Smart Growth with Light Rail Transit, Jersey City NJ

MLK Drive station on the Hudson Bergen Light Rail Transit was a centerpiece of the MLK Drive Redevelopment Plan.  It brought vitality and resurgence to a neglected Jersey City neighborhood by promoting smart growth. 

Jersey City’s Decline and Resurgence

As New Jersey’s second largest city, Jersey City was an industrial center that thrived on cheap labor provided by new immigrants, and railroads that carried manufactured goods to other parts of the country.  But in the second half of the twentieth century, Jersey City’s economy began to decline as people moved to the suburbs and other modes of transportation replaced rail transit.  Things started to turn around in the 1980s and 1990s as the industrial waterfront began its transformation as a residential hub for residents from New York City.

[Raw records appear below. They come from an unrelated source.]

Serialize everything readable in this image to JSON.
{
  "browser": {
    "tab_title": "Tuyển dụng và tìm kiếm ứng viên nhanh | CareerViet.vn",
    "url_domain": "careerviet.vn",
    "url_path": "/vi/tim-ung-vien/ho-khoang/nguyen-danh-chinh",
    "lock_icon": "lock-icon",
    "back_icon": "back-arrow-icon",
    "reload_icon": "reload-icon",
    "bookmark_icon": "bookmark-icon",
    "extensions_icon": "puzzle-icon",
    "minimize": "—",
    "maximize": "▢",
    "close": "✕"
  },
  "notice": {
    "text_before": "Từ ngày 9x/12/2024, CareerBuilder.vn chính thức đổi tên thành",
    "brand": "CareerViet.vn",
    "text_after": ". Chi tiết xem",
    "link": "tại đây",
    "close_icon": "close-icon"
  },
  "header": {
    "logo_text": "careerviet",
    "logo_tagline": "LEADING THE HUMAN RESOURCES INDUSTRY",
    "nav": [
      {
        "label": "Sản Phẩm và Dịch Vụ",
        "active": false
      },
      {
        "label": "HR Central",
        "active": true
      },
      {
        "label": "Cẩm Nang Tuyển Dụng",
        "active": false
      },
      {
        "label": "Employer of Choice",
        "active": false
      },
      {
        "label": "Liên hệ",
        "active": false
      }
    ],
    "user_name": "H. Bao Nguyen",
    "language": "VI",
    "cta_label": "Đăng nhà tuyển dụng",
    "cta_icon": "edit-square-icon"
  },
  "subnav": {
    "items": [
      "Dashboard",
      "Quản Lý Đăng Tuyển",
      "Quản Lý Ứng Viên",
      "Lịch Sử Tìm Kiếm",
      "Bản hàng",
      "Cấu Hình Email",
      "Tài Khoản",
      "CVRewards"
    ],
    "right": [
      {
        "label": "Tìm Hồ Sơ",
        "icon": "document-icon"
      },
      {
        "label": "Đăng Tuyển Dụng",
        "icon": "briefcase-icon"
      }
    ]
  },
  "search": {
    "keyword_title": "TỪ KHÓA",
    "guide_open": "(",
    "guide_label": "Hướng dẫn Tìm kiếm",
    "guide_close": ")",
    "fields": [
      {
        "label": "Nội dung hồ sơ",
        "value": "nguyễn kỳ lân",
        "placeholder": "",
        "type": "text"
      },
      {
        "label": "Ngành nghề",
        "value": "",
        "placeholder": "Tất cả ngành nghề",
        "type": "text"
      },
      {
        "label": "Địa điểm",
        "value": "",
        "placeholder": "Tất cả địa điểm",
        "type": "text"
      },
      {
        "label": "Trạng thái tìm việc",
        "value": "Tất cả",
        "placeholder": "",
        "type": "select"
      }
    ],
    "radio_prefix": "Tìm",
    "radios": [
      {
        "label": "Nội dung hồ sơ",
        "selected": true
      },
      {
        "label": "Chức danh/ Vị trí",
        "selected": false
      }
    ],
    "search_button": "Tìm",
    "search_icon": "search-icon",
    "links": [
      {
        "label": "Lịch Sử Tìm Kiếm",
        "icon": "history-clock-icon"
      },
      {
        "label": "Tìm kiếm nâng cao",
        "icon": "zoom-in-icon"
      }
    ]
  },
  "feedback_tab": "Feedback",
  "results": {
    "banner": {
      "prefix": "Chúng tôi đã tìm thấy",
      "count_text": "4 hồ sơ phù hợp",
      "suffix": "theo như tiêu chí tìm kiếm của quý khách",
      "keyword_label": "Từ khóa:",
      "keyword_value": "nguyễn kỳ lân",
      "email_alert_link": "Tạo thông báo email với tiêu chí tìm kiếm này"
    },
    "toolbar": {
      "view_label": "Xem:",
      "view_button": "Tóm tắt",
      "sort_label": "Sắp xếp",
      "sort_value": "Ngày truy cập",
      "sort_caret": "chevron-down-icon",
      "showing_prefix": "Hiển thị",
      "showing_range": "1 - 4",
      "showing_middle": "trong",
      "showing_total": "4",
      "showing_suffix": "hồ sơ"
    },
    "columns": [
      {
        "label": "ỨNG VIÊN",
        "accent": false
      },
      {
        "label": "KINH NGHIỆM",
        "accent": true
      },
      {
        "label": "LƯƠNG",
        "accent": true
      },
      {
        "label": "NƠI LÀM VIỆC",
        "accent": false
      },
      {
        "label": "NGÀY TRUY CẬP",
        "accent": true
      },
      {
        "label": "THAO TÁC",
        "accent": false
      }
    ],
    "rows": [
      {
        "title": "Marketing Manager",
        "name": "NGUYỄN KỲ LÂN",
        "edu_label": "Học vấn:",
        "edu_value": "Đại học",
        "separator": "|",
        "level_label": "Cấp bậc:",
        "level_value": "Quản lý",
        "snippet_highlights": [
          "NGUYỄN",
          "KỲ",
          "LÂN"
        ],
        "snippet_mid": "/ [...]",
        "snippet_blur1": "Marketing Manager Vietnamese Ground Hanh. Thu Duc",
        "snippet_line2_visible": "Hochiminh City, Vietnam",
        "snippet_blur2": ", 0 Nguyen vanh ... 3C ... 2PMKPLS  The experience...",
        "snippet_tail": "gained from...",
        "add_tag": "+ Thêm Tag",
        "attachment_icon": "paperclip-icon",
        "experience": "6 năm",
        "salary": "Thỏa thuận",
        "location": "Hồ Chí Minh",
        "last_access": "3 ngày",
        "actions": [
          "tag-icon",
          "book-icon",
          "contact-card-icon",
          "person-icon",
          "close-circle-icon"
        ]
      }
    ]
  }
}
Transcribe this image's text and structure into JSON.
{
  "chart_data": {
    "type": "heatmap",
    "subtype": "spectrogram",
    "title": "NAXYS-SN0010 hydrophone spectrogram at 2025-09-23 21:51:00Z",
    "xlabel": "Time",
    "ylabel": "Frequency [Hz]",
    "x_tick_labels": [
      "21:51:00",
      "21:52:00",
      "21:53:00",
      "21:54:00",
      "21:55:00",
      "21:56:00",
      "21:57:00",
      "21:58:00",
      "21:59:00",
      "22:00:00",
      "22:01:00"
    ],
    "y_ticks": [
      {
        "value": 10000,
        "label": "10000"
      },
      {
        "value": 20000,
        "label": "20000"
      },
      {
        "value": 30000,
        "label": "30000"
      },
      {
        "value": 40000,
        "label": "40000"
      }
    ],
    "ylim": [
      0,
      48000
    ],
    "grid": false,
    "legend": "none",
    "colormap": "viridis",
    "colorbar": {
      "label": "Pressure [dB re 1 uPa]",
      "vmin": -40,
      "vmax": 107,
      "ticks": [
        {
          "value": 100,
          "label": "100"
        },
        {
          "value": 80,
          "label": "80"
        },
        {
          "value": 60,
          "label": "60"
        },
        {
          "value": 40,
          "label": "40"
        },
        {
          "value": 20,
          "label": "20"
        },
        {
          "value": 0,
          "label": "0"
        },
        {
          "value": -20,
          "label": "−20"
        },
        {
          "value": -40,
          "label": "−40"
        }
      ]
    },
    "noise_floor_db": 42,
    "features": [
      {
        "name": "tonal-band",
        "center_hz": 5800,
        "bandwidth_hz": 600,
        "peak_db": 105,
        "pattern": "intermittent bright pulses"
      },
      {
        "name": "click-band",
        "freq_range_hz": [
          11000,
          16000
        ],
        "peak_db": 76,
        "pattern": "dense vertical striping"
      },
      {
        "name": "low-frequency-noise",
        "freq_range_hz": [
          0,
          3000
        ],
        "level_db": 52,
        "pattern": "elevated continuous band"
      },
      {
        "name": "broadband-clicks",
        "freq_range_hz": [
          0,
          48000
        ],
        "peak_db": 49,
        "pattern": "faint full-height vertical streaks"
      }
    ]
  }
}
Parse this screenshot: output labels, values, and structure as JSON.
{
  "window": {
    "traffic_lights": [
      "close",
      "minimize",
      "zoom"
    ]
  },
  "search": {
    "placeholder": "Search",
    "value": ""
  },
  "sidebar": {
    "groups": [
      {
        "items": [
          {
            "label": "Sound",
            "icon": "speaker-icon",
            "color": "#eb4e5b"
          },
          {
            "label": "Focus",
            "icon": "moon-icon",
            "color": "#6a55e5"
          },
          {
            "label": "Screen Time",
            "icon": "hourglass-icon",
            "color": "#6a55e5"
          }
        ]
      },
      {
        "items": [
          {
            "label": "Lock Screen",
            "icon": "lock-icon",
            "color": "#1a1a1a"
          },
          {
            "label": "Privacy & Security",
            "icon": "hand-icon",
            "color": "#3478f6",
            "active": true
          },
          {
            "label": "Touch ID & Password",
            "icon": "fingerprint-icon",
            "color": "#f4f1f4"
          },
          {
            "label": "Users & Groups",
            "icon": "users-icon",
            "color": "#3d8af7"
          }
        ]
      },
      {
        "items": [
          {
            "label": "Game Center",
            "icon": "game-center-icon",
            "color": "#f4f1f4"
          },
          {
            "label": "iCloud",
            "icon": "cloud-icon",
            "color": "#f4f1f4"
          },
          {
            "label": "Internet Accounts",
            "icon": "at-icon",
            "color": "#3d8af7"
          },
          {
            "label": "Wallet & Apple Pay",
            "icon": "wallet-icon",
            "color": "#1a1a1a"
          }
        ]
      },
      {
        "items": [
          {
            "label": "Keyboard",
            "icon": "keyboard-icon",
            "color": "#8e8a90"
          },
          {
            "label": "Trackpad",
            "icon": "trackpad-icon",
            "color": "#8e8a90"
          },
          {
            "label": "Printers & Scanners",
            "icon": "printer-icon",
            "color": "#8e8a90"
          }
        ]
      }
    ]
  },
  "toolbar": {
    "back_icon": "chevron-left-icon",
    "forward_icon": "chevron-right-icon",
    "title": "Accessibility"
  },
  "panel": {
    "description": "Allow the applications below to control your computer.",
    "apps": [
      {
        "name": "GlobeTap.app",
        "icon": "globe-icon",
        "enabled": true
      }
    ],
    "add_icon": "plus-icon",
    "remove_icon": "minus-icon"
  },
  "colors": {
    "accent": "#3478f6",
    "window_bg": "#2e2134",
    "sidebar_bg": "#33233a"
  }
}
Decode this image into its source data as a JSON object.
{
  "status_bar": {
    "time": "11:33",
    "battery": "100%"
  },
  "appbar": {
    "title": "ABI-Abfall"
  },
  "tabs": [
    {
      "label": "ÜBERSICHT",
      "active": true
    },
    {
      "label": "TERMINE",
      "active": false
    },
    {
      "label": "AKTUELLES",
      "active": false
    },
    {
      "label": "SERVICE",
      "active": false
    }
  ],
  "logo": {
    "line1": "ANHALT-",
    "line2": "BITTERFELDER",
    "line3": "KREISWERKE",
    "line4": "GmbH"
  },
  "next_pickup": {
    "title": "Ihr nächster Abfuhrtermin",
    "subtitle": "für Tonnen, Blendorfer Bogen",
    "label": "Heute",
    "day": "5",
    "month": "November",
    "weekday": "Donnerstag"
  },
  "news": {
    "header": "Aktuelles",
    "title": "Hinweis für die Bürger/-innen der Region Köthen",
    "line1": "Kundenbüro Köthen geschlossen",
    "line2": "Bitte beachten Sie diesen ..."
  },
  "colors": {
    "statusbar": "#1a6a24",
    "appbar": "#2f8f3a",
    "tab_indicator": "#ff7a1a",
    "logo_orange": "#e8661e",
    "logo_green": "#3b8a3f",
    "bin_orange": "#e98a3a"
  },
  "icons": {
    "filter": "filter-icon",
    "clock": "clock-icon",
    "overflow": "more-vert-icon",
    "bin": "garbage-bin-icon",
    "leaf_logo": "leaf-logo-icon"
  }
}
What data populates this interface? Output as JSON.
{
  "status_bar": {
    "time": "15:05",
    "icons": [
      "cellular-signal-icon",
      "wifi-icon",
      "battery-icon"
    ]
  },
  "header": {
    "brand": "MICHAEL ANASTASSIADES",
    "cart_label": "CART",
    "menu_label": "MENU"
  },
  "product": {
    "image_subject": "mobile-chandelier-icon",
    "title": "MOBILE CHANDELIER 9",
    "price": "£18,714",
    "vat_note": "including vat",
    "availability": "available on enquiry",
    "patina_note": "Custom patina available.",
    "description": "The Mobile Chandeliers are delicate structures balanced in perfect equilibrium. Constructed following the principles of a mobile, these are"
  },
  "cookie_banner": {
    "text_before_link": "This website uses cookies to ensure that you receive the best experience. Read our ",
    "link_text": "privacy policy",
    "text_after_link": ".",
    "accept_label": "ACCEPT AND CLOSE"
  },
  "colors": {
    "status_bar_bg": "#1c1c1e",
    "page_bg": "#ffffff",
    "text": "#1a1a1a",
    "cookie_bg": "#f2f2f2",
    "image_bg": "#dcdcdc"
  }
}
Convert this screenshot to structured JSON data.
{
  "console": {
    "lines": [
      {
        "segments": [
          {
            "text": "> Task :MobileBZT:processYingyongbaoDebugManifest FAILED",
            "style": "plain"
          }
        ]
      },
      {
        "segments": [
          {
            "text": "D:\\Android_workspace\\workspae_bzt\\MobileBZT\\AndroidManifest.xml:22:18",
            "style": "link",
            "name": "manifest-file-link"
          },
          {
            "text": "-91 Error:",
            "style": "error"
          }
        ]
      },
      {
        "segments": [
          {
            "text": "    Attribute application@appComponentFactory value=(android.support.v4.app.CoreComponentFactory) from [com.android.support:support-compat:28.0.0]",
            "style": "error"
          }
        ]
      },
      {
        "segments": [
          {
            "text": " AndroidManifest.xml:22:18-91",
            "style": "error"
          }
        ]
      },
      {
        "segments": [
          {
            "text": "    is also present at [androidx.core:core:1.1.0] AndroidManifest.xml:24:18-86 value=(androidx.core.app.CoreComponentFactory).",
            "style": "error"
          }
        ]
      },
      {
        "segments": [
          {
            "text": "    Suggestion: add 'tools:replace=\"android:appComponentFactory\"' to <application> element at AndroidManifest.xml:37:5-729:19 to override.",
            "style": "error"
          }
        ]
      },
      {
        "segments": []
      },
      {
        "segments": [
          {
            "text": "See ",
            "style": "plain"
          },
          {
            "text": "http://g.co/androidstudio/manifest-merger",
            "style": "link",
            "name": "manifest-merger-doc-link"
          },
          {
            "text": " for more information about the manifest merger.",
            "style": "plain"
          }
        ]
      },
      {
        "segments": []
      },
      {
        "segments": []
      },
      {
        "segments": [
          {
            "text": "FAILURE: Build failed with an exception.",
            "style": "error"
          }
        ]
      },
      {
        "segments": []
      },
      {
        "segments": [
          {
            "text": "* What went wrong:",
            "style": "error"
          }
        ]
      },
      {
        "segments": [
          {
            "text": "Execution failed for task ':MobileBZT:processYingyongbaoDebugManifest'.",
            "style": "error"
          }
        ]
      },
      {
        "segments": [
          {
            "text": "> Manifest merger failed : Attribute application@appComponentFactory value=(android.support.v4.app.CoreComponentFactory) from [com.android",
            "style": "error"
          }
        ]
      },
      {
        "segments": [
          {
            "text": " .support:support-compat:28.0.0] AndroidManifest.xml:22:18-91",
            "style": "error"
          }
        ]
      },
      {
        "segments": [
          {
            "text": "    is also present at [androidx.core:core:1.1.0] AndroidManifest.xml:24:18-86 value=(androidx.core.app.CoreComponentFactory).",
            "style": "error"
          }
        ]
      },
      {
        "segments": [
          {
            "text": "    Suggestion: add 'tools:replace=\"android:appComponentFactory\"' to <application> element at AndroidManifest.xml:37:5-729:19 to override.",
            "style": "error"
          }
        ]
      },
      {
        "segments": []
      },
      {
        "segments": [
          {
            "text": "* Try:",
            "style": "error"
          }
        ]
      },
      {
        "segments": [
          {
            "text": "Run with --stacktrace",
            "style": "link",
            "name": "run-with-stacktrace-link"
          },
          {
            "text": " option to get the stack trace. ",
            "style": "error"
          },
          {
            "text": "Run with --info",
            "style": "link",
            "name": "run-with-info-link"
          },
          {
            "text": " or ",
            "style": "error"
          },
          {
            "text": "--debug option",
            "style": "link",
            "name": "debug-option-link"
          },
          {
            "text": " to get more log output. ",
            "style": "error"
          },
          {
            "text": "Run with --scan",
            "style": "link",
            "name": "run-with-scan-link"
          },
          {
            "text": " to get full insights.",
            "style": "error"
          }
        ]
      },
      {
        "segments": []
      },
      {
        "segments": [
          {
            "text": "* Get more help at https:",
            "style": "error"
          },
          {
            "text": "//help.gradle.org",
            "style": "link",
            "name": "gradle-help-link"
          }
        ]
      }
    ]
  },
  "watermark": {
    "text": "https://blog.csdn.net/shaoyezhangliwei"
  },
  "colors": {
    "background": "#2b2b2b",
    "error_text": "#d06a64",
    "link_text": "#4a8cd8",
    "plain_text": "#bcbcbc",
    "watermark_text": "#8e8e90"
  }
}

Transit Oriented Smart Growth

Hudson-Bergen Light Rail (HBLR) system was a culmination of a long planning and construction process that started in the mid-1980s and involved public-private partnerships.  It grew from the recognition that much of the development in the 1980s and 1990s was on the Hudson River waterfront with very little attention given to other communities.  HBLR sought to change that by bringing development to those communities.  It benefited from and helped shape the revitalization of other communities by promoting smart growth.  

Light rail in Jersey City
Light Rail in Jersey City NJ 1

Hudson Bergen Light Rail System

Hudson-Bergen Light Rail (HBLR) system began operating in April 2000 to connect Hudson Waterfront communities of Bayonne, Jersey City, Hoboken, Weehawken, Union City, West New York, and North Bergen to regional transit systems.  It consists of 24 stations along a track that stretches 17 miles.  HBLR was designed to promote smart growth strategy by reducing auto-ridership and by facilitating transit-oriented development. 

NJ Transit Project Team

NJ Transit awarded a Design/Build/Operate/Maintain contract to 21st Century Rail Corporation in 1996 for the development of HBLR system.  After many years of trying to obtain a piece of this work, we were successful to work as a fourth or fifth tier sub-consultant to an engineering firm that oversaw the development of station plans for two stations in Jersey City.  One of which was the MLK Drive Station. 

MLK Drive Station on Map
MLK Drive Station on the Redevelopment Plan

MLK Drive Station

The MLK Drive station is adjacent to the at-grade crossing on MLK Drive.  A major part of the project was about track alignment and signals. The station structures were based on standard designs which left very little in terms of building design.  Our role was to assist in the design of station platforms, egress pathways, station plaza and urban amenities to assure code compliance.  The idea was to make traveling by light rail a pleasurable and safe experience.  There was a separate project that integrated urban art into the station design.

MLK Drive Station
MLK Drive Station Plaza

Design challenges

As an architect with several other projects in the area, this assignment was particularly exciting because it offered an opportunity to integrate design at various levels from individual buildings to urban design and from community planning to transit oriented development.  It was a unique opportunity to work on a project that brought economic development and vitality to the much-neglected neighborhood of Jersey City.